Analysis: Fatah Divisions Deepen After Hamas Takeover in Gaza
Analysis by Amani Soliman of BBC Monitoring,
As Palestinian President Mahmud Abbas wins the lifting of the Western government aid freeze in an attempt to further isolate the Islamic Movement of Hamas in the Gaza Strip, he also has to deal with internal rifts within his own Fatah party.
The United States and Europe quickly showed their support for Abbas’s emergency government by promising to restore direct aid to the Palestinians on 18 June. However, there are signs of deepening political divisions within the Fatah ranks in the West Bank and Gaza.
Fatah divisions
A senior Gaza-based Fatah leader who witnessed the fighting with Hamas last week called for an inquiry into how President Abbas’s forces lost control of the strip to Hamas.
Ahmad Hillis is seen by the mainstream Fatah members as an arch- rival of the president’s national security adviser, Muhammad Dahlan, who is also from the Gaza Strip.
In a press conference in Gaza on 18 June, broadcast on Doha- based Al-Jazeera TV, Hillis said: “A serious investigation must be conducted so that those who made mistakes can be held accountable.” He said both Abbas and Dahlan should be included in any inquiry.
Hillis was sidelined by Abbas earlier this year for calling for dialogue with Hamas instead of head-on conflict. Many loyalists of secular Fatah regard Hillis a Hamas ally.
“Hillis did not fight and is trying to win dividends from what happened in Gaza to impose himself as the leader,” an unnamed Abbas loyalist in the West Bank told news agencies when asked for reaction to the call for an investigation. However, Hillis is respected by many of Fatah’s armed splinter groups.
Hillis said Hamas had now closed all doors to dialogue with Fatah. “Let the Hamas-led authority collapse. Let the ministries collapse,” said Hillis. “This era will not last long.”
More divisions
Earlier, the Palestinian Ma’an News Agency website on 18 June carried details of another call by a number of Fatah figures in Gaza calling for the trial of Muhammad Dahlan.
The group called for a trial of all the “leading figures” whom they considered responsible for the fall of Fatah in Gaza, starting with Dahlan, whom they said “must receive the maximum punishment”.
Prominent leader and former Fatah secretary in the Gaza Strip, Husam Udwan, appealed to fellow Fatah leader Ahmad Hillis “to take the initiative and begin forming an emergency committee in order to protect the Fatah Movement.”
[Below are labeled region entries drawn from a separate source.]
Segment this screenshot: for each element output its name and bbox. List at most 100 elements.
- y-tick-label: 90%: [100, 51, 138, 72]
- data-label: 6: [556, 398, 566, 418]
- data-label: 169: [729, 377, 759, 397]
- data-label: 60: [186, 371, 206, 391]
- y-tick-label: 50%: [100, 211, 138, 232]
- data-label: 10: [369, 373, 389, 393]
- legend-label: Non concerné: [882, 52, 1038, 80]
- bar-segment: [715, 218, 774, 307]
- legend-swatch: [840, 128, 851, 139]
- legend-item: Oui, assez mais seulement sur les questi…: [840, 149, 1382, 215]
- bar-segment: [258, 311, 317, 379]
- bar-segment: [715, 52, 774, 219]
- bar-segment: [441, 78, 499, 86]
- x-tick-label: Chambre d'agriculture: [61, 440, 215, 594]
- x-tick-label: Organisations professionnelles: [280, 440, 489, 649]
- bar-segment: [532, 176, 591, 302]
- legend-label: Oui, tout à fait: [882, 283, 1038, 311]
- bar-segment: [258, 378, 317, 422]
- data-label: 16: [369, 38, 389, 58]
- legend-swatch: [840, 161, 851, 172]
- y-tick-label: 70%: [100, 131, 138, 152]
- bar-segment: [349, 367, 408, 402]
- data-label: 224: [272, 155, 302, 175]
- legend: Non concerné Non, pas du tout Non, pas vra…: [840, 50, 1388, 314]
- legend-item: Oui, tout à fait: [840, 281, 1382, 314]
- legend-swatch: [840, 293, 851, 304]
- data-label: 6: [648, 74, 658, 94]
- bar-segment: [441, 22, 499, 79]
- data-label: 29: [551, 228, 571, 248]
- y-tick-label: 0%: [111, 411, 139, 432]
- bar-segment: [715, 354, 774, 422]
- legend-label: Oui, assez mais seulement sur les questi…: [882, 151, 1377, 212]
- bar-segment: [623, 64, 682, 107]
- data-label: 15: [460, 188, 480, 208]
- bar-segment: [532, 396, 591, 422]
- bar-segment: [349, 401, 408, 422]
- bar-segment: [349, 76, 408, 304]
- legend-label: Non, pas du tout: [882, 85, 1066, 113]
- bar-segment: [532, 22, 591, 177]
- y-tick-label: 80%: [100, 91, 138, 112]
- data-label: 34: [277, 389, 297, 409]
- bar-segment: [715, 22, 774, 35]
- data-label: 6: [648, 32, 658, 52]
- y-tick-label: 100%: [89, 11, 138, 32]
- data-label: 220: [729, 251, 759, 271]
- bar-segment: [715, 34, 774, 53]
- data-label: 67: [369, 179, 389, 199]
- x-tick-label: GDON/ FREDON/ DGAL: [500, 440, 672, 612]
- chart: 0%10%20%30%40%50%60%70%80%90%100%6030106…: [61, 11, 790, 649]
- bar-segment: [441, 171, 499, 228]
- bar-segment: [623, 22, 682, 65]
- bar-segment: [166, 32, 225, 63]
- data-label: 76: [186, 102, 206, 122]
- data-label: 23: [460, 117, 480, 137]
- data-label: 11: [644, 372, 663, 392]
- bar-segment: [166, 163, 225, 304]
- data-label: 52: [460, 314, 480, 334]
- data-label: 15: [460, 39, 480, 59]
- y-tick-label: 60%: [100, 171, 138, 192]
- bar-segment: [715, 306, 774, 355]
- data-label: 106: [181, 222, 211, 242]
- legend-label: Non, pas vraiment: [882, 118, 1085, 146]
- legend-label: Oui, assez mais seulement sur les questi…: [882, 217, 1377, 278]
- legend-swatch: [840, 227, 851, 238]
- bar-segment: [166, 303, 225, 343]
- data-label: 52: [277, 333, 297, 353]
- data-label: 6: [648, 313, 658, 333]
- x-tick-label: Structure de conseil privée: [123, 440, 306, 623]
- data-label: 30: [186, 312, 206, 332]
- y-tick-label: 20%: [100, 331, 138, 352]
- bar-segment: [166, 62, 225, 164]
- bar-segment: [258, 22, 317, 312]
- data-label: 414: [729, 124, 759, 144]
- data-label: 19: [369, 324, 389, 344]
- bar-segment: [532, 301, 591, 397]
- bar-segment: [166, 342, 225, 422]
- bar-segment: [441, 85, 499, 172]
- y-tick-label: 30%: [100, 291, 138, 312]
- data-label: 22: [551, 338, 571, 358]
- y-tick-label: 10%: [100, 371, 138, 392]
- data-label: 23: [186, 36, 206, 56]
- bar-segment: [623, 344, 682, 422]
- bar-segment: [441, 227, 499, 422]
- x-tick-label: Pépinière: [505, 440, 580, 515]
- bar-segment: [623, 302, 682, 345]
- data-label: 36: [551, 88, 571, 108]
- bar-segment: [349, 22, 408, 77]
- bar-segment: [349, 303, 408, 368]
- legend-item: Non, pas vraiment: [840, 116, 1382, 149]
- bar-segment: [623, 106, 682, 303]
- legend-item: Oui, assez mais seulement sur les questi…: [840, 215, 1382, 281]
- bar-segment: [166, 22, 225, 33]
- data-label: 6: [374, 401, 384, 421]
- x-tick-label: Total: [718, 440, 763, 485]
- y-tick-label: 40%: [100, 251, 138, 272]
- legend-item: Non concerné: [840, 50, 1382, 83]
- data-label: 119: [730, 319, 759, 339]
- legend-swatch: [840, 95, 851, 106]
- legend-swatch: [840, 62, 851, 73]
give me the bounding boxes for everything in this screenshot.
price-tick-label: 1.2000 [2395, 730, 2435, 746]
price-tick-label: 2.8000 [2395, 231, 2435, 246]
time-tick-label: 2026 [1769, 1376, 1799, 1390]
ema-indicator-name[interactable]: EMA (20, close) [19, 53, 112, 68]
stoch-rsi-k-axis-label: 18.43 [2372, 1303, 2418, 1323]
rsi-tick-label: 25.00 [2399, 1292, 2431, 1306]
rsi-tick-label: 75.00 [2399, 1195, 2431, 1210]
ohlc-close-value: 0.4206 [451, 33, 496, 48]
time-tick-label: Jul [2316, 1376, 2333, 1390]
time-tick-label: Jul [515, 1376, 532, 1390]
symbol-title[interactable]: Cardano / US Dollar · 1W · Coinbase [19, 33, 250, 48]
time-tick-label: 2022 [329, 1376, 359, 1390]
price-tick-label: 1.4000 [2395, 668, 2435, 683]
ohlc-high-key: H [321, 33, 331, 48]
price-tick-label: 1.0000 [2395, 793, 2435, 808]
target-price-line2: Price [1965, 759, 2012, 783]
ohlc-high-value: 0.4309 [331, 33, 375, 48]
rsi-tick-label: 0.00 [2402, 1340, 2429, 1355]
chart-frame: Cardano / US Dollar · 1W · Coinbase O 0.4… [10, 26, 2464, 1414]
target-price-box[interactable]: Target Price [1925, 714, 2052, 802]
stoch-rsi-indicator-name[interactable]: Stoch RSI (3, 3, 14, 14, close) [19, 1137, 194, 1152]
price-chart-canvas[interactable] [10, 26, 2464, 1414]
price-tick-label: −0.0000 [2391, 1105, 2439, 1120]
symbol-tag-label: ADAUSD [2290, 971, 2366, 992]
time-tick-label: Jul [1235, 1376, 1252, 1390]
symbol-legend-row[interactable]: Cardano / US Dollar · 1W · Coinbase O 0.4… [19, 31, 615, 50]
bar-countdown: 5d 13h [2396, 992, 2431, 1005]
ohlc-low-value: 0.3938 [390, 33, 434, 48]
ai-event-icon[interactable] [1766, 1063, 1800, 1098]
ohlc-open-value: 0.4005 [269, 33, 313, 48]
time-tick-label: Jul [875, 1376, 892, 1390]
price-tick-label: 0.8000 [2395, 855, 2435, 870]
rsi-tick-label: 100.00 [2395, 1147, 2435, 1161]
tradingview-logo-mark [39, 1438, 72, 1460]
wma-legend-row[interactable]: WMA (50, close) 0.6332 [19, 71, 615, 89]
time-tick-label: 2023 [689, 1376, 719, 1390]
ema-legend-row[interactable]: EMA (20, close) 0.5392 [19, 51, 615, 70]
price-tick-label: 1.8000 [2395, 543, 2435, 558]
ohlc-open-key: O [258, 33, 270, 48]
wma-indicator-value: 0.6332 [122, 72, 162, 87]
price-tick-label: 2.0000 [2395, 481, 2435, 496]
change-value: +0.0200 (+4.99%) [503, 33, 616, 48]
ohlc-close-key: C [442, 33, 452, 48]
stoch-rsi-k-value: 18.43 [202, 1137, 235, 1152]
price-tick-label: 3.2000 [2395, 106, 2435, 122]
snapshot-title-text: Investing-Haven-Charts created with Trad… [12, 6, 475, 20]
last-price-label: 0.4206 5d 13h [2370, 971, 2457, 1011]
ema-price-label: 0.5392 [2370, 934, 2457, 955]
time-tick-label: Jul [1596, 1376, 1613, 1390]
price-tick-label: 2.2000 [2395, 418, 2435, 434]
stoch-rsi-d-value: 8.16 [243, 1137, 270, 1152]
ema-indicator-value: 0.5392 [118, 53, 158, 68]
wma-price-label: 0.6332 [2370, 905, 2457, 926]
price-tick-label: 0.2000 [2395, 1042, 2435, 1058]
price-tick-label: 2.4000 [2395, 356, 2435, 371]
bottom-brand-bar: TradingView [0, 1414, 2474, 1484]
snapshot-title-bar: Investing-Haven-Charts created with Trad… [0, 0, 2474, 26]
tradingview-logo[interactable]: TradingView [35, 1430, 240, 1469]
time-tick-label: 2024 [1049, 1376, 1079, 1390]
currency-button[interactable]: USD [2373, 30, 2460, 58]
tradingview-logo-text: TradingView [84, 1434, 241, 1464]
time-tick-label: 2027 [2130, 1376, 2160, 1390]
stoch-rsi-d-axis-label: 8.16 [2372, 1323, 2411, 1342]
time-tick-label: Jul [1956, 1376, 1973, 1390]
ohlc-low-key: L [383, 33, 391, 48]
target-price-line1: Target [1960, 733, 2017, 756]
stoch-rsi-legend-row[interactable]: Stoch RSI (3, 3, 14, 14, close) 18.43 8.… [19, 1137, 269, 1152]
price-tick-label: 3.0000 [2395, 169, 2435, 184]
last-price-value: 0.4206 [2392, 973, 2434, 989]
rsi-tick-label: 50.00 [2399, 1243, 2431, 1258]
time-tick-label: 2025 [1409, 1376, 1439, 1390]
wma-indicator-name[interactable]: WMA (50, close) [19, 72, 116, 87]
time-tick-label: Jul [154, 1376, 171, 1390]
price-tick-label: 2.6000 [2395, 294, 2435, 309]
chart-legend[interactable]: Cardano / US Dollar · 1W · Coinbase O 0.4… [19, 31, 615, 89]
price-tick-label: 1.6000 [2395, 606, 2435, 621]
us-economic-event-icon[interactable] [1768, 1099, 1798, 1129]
Udwan warned that the same “mutiny trend”, which led to the fall of Fatah in Gaza, could spread to the West Bank. He appealed for the “dismissal of everyone who exhibits that trend before it is too late,” according to the Ma’an website.
“All those Fatah members present affirmed that the only unchangeable Palestinian principle is resistance against occupation,” Ma’an reported.
In response, mainstream Fatah leader Samir Mashharawi said “I believe this was a forestalled step by a group which betrayed Fatah years ago and was attached to Hamas, so they are a Hamas-of-Fatah or a Fatah-of-Hamas and any decent Fatah member cannot say what they said about the movement.”
Dahlan Reaction
From his refuge in the West Bank, Fatah strongman, Muhammad Dahlan has challenged Hamas to provide for the impoverished strip from his refuge in the West Bank.
Dahlan had moved to the West Bank political capital of Ramallah after Hamas trounced pro-Fatah security forces in a five-day battle that ended last week.
In an interview with the Dubai-based Al-Arabiya satellite channel, on 17 June, he justified the poor performance of the pro- Fatah security men, who outnumbered Hamas fighters by thousands, explaining they were “exhausted and destroyed” following years of Israeli-Palestinian violence, and unprepared for war with Hamas.
Dahlan, currently a security adviser to Abbas, was Fatah’s hope to crush Hamas. But during the fighting, he was in Egypt and not in Gaza.
During the battles, Hamas quickly seized Gaza’s security compounds. Many pro-Fatah fighters surrendered after Hamas’s decisive victory against their colleagues.
Many Fatah loyalists said they felt betrayed by Dahlan for not personally leading the battle against Hamas.
“Gaza is now under Hamas’s responsibility, and it has to provide for it. It has all the legal, moral and political responsibility for what could happen in Gaza,” Dahlan said.
Dahlan defiantly taunted Hamas from his Ramallah refuge.
“Let Hamas provide solutions and declare a historic empire, and call it what it wishes. It has to pay the political price.”
Dahlan’s house was looted and burnt during the fighting. Hamas blames Dahlan for provoking bitter infighting with rival group Fatah, and accuses him of overseeing the crackdown and torture of its members when he oversaw Gaza’s security years ago.